Doch was tut man an dem Tag, an dem man herausfindet, dass es andere Leute umgebracht und ihre Leichen im Gemüsegarten vergraben hat?
An dem man herausfindet, dass es kein stolzer Rebell ist, sondern nur ein weiteres krankes Arschloch?
Der Teufel barst aus dem Gefängnis hervor wie ein Dämon in einem Comicbuch.
***
Er war Knochen und Flammen auf einem fliegenden Motorrad und jagte wie ein Meteor nach Osten, nach New York, wo er neben Memorys Bett brennend zum Stehen kam. Er versperrte die Tür, schaltete die Kameras ab und ließ Wiederholungen im Koma-Channel laufen.
»Wach auf!«, befahl er mit brechender Stimme.
Sie lag reglos.
Er brannte sich nackt. Er fror sich steif.
Er vermisste sie, wollte sie, sehnte sich nach ihr. Er war ganz krank vor Panik und wusste nicht mehr, was er denken oder tun sollte.
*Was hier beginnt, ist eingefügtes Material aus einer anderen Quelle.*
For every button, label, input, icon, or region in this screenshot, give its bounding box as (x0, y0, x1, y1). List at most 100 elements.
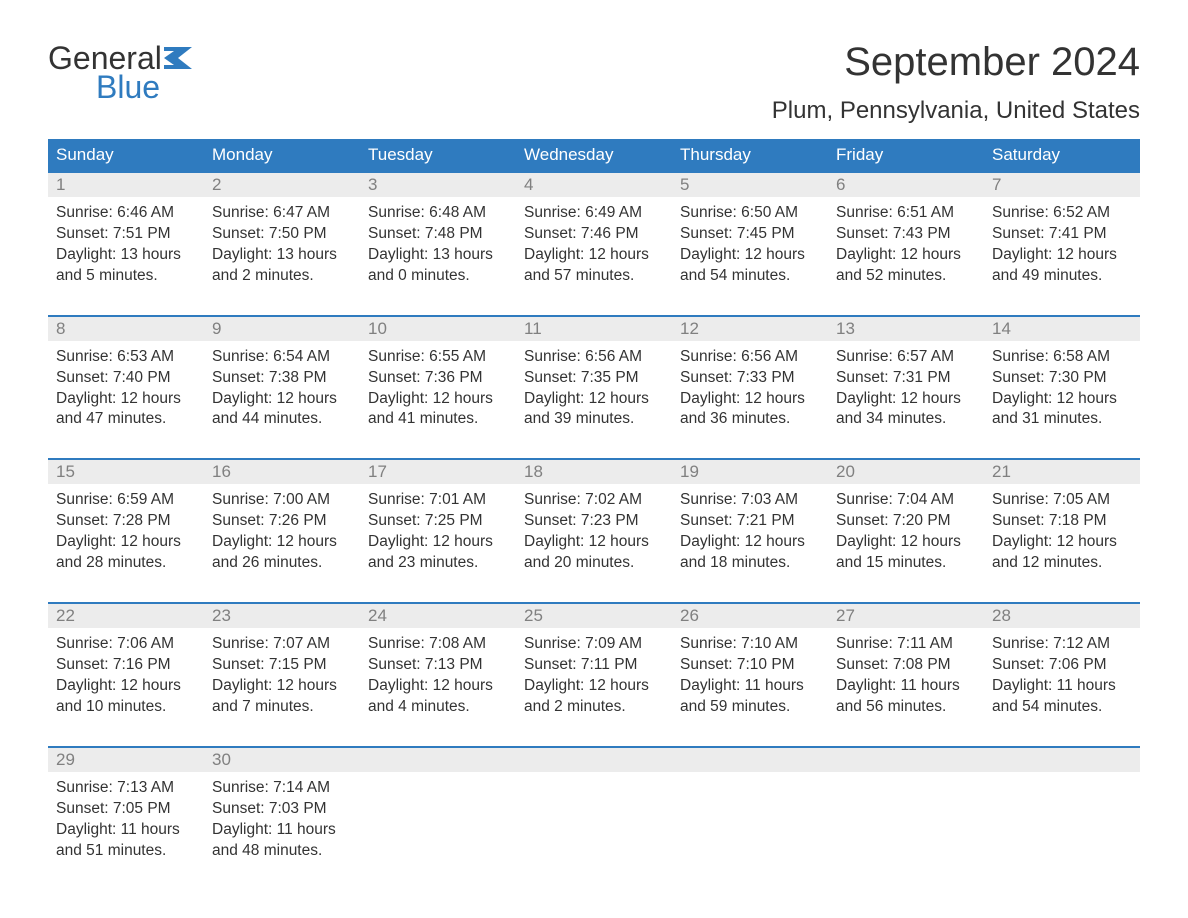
title-block: September 2024 Plum, Pennsylvania, Unite… (772, 40, 1140, 125)
day-cell: Sunrise: 6:47 AMSunset: 7:50 PMDaylight:… (204, 197, 360, 287)
sunrise-line: Sunrise: 6:57 AM (836, 347, 976, 368)
day-cell: Sunrise: 7:08 AMSunset: 7:13 PMDaylight:… (360, 628, 516, 718)
weekday-label: Saturday (984, 139, 1140, 171)
day-cell: Sunrise: 6:58 AMSunset: 7:30 PMDaylight:… (984, 341, 1140, 431)
weekday-label: Monday (204, 139, 360, 171)
day-number: 12 (672, 317, 828, 341)
sunset-line: Sunset: 7:31 PM (836, 368, 976, 389)
sunrise-line: Sunrise: 6:59 AM (56, 490, 196, 511)
sunset-line: Sunset: 7:08 PM (836, 655, 976, 676)
day-number: 28 (984, 604, 1140, 628)
day-number: 29 (48, 748, 204, 772)
sunset-line: Sunset: 7:36 PM (368, 368, 508, 389)
daylight-line: Daylight: 11 hours and 51 minutes. (56, 820, 196, 862)
sunrise-line: Sunrise: 6:46 AM (56, 203, 196, 224)
day-number: 2 (204, 173, 360, 197)
day-number: 4 (516, 173, 672, 197)
sunrise-line: Sunrise: 7:00 AM (212, 490, 352, 511)
week-row: 1234567Sunrise: 6:46 AMSunset: 7:51 PMDa… (48, 171, 1140, 287)
sunrise-line: Sunrise: 7:08 AM (368, 634, 508, 655)
day-cell: Sunrise: 7:14 AMSunset: 7:03 PMDaylight:… (204, 772, 360, 862)
daylight-line: Daylight: 11 hours and 59 minutes. (680, 676, 820, 718)
day-cell: Sunrise: 6:52 AMSunset: 7:41 PMDaylight:… (984, 197, 1140, 287)
sunrise-line: Sunrise: 7:02 AM (524, 490, 664, 511)
sunrise-line: Sunrise: 6:56 AM (524, 347, 664, 368)
day-cell: Sunrise: 7:01 AMSunset: 7:25 PMDaylight:… (360, 484, 516, 574)
brand-logo: General Blue (48, 40, 198, 106)
sunrise-line: Sunrise: 6:51 AM (836, 203, 976, 224)
day-number: 16 (204, 460, 360, 484)
weekday-label: Thursday (672, 139, 828, 171)
day-cell: Sunrise: 7:05 AMSunset: 7:18 PMDaylight:… (984, 484, 1140, 574)
day-number: 10 (360, 317, 516, 341)
day-number: 17 (360, 460, 516, 484)
sunset-line: Sunset: 7:33 PM (680, 368, 820, 389)
day-cell: Sunrise: 7:02 AMSunset: 7:23 PMDaylight:… (516, 484, 672, 574)
day-number (516, 748, 672, 772)
day-cell: Sunrise: 6:59 AMSunset: 7:28 PMDaylight:… (48, 484, 204, 574)
sunset-line: Sunset: 7:13 PM (368, 655, 508, 676)
sunset-line: Sunset: 7:43 PM (836, 224, 976, 245)
calendar: SundayMondayTuesdayWednesdayThursdayFrid… (48, 139, 1140, 861)
sunset-line: Sunset: 7:18 PM (992, 511, 1132, 532)
day-number-row: 891011121314 (48, 317, 1140, 341)
sunset-line: Sunset: 7:11 PM (524, 655, 664, 676)
sunset-line: Sunset: 7:51 PM (56, 224, 196, 245)
day-number: 8 (48, 317, 204, 341)
day-number: 19 (672, 460, 828, 484)
daylight-line: Daylight: 12 hours and 34 minutes. (836, 389, 976, 431)
daylight-line: Daylight: 12 hours and 47 minutes. (56, 389, 196, 431)
sunrise-line: Sunrise: 7:03 AM (680, 490, 820, 511)
daylight-line: Daylight: 12 hours and 49 minutes. (992, 245, 1132, 287)
day-cell (984, 772, 1140, 862)
month-title: September 2024 (772, 40, 1140, 85)
weekday-label: Sunday (48, 139, 204, 171)
daylight-line: Daylight: 13 hours and 5 minutes. (56, 245, 196, 287)
day-cell: Sunrise: 7:00 AMSunset: 7:26 PMDaylight:… (204, 484, 360, 574)
day-number: 21 (984, 460, 1140, 484)
day-number: 11 (516, 317, 672, 341)
day-number: 24 (360, 604, 516, 628)
daylight-line: Daylight: 11 hours and 56 minutes. (836, 676, 976, 718)
week-row: 2930Sunrise: 7:13 AMSunset: 7:05 PMDayli… (48, 746, 1140, 862)
day-cell: Sunrise: 6:55 AMSunset: 7:36 PMDaylight:… (360, 341, 516, 431)
sunrise-line: Sunrise: 6:53 AM (56, 347, 196, 368)
daylight-line: Daylight: 13 hours and 2 minutes. (212, 245, 352, 287)
week-row: 891011121314Sunrise: 6:53 AMSunset: 7:40… (48, 315, 1140, 431)
sunrise-line: Sunrise: 6:54 AM (212, 347, 352, 368)
logo-text-bottom: Blue (96, 69, 160, 106)
day-number: 23 (204, 604, 360, 628)
daylight-line: Daylight: 11 hours and 48 minutes. (212, 820, 352, 862)
sunset-line: Sunset: 7:23 PM (524, 511, 664, 532)
day-number-row: 15161718192021 (48, 460, 1140, 484)
weekday-header: SundayMondayTuesdayWednesdayThursdayFrid… (48, 139, 1140, 171)
day-cell: Sunrise: 7:13 AMSunset: 7:05 PMDaylight:… (48, 772, 204, 862)
day-number: 15 (48, 460, 204, 484)
daylight-line: Daylight: 13 hours and 0 minutes. (368, 245, 508, 287)
sunrise-line: Sunrise: 6:58 AM (992, 347, 1132, 368)
day-cell: Sunrise: 6:53 AMSunset: 7:40 PMDaylight:… (48, 341, 204, 431)
day-number: 30 (204, 748, 360, 772)
header: General Blue September 2024 Plum, Pennsy… (48, 40, 1140, 125)
sunset-line: Sunset: 7:46 PM (524, 224, 664, 245)
day-number: 7 (984, 173, 1140, 197)
day-cell: Sunrise: 6:57 AMSunset: 7:31 PMDaylight:… (828, 341, 984, 431)
sunrise-line: Sunrise: 6:47 AM (212, 203, 352, 224)
day-cell: Sunrise: 7:12 AMSunset: 7:06 PMDaylight:… (984, 628, 1140, 718)
day-number: 20 (828, 460, 984, 484)
day-cell: Sunrise: 7:07 AMSunset: 7:15 PMDaylight:… (204, 628, 360, 718)
sunset-line: Sunset: 7:16 PM (56, 655, 196, 676)
day-number: 1 (48, 173, 204, 197)
sunrise-line: Sunrise: 7:10 AM (680, 634, 820, 655)
day-number-row: 22232425262728 (48, 604, 1140, 628)
sunrise-line: Sunrise: 6:49 AM (524, 203, 664, 224)
day-number (828, 748, 984, 772)
sunrise-line: Sunrise: 7:14 AM (212, 778, 352, 799)
day-cell: Sunrise: 6:56 AMSunset: 7:33 PMDaylight:… (672, 341, 828, 431)
day-number: 9 (204, 317, 360, 341)
day-cell: Sunrise: 7:09 AMSunset: 7:11 PMDaylight:… (516, 628, 672, 718)
sunrise-line: Sunrise: 6:56 AM (680, 347, 820, 368)
sunset-line: Sunset: 7:28 PM (56, 511, 196, 532)
day-cell: Sunrise: 7:10 AMSunset: 7:10 PMDaylight:… (672, 628, 828, 718)
day-number: 6 (828, 173, 984, 197)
Er nahm sie in die Arme, wiegte sie, und sein Schmerz und seine Frustration und seine Wut kochten in ihm. Doch es war kein Trost. Seine Zunge entrollte sich wie die eines Drachen. Er kämpfte dagegen an, doch die Maschinerie der Lust entfachte die Hoffnung, dass Liebe, Verlangen und Begehren Memory zurückbringen konnten, so wie es bei Arden gewesen war. Die Einsamkeit befeuerte die Maschinerie zusätzlich, bis er nichts mehr tun konnte, außer vorsichtig sein. Beinahe hätte er geschrien, doch er ballte die Fäuste, bis die Knöchel weiß hervortraten, als er langsam, behutsam vordrang, wartete, bis sie sich um ihn herum ein wenig löste, bevor er zustieß, einmal, zweimal, und mit lautem Brüllen kam.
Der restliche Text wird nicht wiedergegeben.